Source: Android Central
What you need to know
- Google and Microsoft have joined Facebook's legal battle against Israeli hacking company NSO.
- Facebook had filed a lawsuit against NSO Group last year after it exploited a bug in WhatsApp to surveil over 1,400 people around the world.
- An amicus brief filed by the companies in support of Facebook warns that NSO's tools are both powerful and dangerous.
Google, Microsoft, Cisco, GitHub, LinkedIn, VMWare, Dell, and the Internet Association have filed an amicus brief supporting Facebook's legal action against Israeli spyware maker NSO Group. Facebook had filed a lawsuit against the company in October last year, after it found that NSO Group had exploited an undisclosed vulnerability in WhatsApp to surveil over 1,400 individuals – including journalists and human rights activists.
As reported by Reuters, NSO Group has argued that it should benefit from "sovereign immunity," as it sells its digital tools to foreign governments. However, it lost that argument in the Northern District of California July and has appealed to the Ninth circuit to overturn the ruling.
Microsoft has argued in a blog post titled "Cyber Mercenaries Don't Deserve Immunity" that granting immunity to NSO would encourage the surveillance industry to grow and the tools could be incredibly dangerous if they fall into the wrong hands.
The expansion of sovereign immunity that NSO seeks would further encourage the burgeoning cyber-surveillance industry to develop, sell and use tools to exploit vulnerabilities in violation of U.S. law.

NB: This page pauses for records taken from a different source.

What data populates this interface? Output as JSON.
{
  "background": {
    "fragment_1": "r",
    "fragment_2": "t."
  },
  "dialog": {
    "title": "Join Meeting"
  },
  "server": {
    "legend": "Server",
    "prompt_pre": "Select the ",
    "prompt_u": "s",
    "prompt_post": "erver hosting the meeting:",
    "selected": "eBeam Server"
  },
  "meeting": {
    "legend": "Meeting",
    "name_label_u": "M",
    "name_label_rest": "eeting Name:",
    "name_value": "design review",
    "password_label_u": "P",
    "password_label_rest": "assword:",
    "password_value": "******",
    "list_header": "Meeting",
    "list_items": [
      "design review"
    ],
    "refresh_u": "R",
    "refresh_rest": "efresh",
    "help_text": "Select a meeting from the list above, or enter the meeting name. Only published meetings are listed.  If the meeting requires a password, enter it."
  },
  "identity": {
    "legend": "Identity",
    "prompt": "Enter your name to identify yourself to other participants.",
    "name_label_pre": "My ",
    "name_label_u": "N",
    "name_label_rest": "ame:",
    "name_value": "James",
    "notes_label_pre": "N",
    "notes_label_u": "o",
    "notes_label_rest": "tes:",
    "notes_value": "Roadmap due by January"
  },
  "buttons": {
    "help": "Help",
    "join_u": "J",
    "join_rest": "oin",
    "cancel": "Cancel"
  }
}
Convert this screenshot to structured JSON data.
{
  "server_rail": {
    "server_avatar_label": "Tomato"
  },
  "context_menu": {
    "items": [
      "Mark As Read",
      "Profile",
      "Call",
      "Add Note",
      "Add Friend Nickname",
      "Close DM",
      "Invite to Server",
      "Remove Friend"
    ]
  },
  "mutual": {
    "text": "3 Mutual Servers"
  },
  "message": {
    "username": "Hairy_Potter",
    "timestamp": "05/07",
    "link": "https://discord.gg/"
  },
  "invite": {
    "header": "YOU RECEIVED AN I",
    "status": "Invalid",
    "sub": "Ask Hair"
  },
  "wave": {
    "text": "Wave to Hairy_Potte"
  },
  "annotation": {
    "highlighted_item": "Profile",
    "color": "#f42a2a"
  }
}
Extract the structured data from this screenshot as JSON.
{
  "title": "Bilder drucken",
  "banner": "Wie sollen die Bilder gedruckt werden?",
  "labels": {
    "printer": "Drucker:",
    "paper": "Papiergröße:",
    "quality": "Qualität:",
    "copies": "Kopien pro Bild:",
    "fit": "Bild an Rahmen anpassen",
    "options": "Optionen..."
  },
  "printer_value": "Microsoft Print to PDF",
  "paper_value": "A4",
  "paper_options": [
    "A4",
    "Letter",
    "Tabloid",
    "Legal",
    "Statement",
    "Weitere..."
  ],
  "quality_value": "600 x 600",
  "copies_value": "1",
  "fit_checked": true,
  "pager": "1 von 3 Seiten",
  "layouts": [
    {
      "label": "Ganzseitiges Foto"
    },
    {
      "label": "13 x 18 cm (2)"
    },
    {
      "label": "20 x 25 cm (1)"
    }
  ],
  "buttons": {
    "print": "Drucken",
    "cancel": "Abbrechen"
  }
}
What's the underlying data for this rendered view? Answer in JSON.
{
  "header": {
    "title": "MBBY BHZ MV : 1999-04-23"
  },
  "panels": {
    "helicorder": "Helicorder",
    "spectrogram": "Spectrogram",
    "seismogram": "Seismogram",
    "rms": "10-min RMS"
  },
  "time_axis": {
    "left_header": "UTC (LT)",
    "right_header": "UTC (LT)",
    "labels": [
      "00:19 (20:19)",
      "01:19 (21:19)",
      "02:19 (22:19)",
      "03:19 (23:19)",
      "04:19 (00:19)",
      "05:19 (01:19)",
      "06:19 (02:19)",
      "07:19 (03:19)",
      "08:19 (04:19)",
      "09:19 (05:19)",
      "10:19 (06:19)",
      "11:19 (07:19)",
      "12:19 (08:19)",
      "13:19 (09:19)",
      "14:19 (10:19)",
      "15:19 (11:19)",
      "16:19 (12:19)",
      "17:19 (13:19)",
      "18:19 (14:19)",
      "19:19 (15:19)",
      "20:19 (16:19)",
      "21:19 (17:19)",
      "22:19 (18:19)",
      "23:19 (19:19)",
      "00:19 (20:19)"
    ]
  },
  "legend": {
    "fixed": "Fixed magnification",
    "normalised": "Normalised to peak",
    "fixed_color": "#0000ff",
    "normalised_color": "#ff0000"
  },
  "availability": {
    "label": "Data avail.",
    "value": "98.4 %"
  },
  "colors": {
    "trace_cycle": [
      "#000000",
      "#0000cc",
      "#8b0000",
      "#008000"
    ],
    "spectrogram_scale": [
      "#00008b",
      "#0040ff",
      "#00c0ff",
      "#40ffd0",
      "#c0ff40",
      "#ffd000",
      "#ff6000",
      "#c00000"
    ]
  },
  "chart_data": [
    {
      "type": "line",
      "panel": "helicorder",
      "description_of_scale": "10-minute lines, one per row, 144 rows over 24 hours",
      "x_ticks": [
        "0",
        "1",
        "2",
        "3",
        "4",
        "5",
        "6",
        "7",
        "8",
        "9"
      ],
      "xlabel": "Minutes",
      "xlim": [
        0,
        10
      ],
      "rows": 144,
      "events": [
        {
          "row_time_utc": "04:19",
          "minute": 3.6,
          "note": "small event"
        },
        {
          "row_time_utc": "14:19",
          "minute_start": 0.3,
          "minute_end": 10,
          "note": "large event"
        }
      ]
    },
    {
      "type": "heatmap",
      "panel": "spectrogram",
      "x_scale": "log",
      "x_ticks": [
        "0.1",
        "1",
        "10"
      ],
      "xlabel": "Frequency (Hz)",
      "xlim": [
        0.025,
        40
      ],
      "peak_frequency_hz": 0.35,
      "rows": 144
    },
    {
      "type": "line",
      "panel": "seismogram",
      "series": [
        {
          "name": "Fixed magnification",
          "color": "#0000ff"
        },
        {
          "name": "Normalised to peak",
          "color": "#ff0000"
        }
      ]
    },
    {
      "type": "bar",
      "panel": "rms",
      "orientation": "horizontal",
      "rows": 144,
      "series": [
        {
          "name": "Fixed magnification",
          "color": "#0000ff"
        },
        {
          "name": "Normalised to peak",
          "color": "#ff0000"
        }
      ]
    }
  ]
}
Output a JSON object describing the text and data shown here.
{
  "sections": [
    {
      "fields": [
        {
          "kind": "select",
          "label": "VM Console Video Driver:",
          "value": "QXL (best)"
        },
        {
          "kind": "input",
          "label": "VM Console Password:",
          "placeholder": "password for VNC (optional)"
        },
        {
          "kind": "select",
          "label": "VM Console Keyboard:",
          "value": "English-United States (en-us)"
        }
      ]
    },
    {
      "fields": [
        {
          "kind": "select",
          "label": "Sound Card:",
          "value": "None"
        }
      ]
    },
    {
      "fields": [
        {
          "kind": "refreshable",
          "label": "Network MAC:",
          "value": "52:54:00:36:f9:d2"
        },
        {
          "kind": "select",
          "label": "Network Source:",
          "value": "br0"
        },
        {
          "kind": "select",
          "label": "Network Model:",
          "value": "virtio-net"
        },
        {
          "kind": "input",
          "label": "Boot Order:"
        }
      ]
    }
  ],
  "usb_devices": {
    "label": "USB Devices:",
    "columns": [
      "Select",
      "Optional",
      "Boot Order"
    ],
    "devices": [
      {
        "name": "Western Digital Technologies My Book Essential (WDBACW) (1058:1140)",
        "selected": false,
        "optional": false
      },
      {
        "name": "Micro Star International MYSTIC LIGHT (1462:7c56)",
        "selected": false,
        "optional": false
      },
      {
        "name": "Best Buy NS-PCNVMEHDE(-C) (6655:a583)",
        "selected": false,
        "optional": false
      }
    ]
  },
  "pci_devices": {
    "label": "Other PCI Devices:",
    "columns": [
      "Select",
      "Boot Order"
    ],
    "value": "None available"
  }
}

Private companies should remain subject to liability when they use their cyber-surveillance tools to break the law, or knowingly permit their use for such purposes, regardless of who their customers are or what they're trying to achieve. We hope that standing together with our competitors today through this amicus brief will help protect our collective customers and global digital ecosystem from more indiscriminate attacks.
A report published by Citizen Lab last week alleged that NSO's hacking tools had been used to hack nearly three dozen devices belonging to employees of Qatar-based broadcaster Al Jazeera. NSO, however, continues to insist that its tools are only used by law enforcement agencies to combat crime.